ML Funnel Based Attribution Model

The attribution model used in your project is at the heart of evaluating your advertising channels and managing the marketing budget. Therefore the quality and reliability of the attribution model have a direct effect on the implementation of the sales plan and overall business growth.

If your attribution model gives you incorrect numbers, you must have encountered unexpected steep peaks in CPA or dips in ROAS while managing your advertising campaigns.

In one of our previous articles, we reviewed in depth the shortcomings of the most popular attribution models. In this article, we’ll review the logic and benefits of the attribution model based on the data about a customer’s journey through the conversion funnel. This will help you get an objective evaluation of advertising campaigns based on their mutual influence.

Also this article describes how to implement a ML funnel based attribution model, using Google Cloud Platform services, Google Analytics and OWOX BI.

With OWOX BI, you’ll get an objective assessment of your advertising channels as our experts find a perfect match of attribution modeling and your business needs. Book a demo meeting with OWOX BI specialists and find out what can be done for your company.

Table of contents

Attribution challenge

Even in Google Analytics reports, one can easily see that only a small minority of customers place orders during their first session on the website.

Path Length Report in Google Analytics
Path Length Report in Google Analytics

This means that, to correctly distribute each particular order value (income or revenue from an order), one needs to evaluate each session of a buyer’s, not only the final one. By evaluating each session, you can easily find out the true value of your advertising campaigns. To do this, you only need to group sessions with the same advertising campaigns.

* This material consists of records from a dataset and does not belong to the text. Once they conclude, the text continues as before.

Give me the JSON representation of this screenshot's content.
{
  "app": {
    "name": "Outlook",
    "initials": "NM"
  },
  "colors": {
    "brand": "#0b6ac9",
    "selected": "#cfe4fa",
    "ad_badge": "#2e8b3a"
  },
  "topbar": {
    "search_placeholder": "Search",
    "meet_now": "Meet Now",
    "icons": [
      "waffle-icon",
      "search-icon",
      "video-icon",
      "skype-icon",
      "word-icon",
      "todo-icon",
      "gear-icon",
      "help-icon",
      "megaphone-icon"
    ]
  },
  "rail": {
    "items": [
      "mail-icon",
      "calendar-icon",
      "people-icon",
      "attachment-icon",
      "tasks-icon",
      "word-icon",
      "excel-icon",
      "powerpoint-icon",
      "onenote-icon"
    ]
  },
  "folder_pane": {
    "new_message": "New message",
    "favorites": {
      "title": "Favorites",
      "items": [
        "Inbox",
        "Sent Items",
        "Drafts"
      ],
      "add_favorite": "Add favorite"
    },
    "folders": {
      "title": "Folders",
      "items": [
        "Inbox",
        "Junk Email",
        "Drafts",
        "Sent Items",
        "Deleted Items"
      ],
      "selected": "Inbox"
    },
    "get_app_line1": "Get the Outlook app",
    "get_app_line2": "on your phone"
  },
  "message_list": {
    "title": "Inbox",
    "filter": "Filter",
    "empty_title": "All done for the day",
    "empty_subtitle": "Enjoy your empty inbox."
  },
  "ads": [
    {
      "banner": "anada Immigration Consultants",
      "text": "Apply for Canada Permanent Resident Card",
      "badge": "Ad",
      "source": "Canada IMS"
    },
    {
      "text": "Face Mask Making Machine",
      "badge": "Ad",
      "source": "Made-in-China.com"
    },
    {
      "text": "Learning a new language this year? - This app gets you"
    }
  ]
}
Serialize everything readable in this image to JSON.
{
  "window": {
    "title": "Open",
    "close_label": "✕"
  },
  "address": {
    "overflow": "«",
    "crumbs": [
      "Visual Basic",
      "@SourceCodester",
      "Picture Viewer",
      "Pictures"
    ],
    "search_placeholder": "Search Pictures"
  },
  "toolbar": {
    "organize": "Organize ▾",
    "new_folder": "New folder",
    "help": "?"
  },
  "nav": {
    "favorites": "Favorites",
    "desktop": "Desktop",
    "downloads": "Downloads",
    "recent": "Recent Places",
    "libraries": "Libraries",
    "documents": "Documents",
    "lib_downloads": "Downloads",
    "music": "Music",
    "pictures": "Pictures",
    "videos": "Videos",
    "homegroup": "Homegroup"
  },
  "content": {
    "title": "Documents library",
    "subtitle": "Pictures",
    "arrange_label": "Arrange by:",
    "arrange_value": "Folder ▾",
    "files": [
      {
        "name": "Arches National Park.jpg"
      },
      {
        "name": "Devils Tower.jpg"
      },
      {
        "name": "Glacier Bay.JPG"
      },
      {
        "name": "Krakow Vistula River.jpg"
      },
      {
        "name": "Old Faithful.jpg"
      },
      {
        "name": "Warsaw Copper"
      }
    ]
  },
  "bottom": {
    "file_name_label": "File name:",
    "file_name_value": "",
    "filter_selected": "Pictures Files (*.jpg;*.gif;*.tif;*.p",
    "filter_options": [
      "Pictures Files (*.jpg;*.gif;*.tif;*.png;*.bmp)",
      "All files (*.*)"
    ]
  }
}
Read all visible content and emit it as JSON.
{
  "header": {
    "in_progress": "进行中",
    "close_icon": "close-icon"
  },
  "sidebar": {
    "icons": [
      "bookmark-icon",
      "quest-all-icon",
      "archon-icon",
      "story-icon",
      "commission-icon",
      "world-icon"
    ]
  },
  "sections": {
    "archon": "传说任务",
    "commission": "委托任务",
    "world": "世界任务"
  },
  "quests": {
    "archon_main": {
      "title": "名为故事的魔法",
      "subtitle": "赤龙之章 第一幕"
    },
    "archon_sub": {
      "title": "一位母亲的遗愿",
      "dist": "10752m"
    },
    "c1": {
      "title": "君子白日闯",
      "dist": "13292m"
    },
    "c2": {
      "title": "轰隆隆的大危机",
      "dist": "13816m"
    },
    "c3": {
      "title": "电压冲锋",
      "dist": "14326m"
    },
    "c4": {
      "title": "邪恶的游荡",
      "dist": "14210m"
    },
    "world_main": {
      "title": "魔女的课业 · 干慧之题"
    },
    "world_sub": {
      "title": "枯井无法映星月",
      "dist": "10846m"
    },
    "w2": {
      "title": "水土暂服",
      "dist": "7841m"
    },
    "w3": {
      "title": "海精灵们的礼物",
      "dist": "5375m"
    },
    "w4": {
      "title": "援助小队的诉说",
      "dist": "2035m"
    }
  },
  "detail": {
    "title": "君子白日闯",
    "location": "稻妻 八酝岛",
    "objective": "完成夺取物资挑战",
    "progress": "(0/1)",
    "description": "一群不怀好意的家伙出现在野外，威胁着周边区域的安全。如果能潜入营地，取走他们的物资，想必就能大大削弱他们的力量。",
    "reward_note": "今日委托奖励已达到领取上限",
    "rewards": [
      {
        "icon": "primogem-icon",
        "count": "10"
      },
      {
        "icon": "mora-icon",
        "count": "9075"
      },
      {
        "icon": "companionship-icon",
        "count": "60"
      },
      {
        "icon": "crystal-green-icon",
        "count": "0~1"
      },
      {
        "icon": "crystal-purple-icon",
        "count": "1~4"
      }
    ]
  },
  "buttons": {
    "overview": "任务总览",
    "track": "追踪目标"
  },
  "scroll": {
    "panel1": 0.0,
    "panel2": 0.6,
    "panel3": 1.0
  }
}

As a result, if a user interacted with several advertising campaigns before placing an order, each of the campaigns will get its own portion of the order value.

The key question is how to distribute the value of a particular order to sessions that have contributed to the order?

Attribution solution

To solve the attribution challenge, let’s remember that an order is not a goal in and of itself — there is a conversion funnel in any business. For example, the following steps are usually identified for online stores: useful visit, product page view, adding to the cart and placing an order. Useful visit is a visit during which a user has viewed 2 or more pages or performed an action. Such visits do not increase Bounce rate.

Steps of a conversion funnel in an online store
Steps of a conversion funnel in an online store

The efficiency of advertising campaigns is different at different stages of the funnels. For example, display advertising is effective in attracting new visitors at the upper stages of the funnel, retargeting is effective in returning the visitors, while emails motivate them to make a purchase.

Therefore, it’s necessary to evaluate each step in the conversion process, not only the final one (ie. a purchase). This will allow for calculating the value of even those sessions during which orders weren’t made, but which helped move onto the next step.

The calculation procedure is the following:

  1. Calculating the value of the progression through each step of the funnel.
  2. Evaluating the sessions that helped move through the step, considering the value of the step.
  3. Grouping the sessions by advertising campaigns and obtaining the value of the campaigns.

Now, in order to determine the value of progression through the funnel steps, let’s remember one more important detail — not all steps are equally easy to move through. For example, the image below shows that the probability of the Product Page View is higher than the Adding to Cart. The probability (highlighted in red) shows the proportion of users who progress to the next step from the previous one. The more difficult to move through this step, the lower the probability, and consequently, the higher the value of the session which helped to do it.

The probabilities of progression through the purchase funnel
The probabilities of progression through the purchase funnel

Here and below, for more clarity, the calculations are given for one of the thousands of possible funnels.

  • Of course, on any website there are hundreds of user segments, and the probabilities of progression within the funnel are different for each of these segments. For example, the probabilities differ depending on the users’ location and type (new or returning).
  • It’s important to use only users’ properties in setting up funnels. It would be a mistake to use session properties (eg. device type) or advertising campaigns (eg. keyword). The reason is that, one user may use multiple devices on their journey to making an order, or visit the website from different keywords. For us, it’s important to compare the efficiency of using advertising budget across different advertising campaigns.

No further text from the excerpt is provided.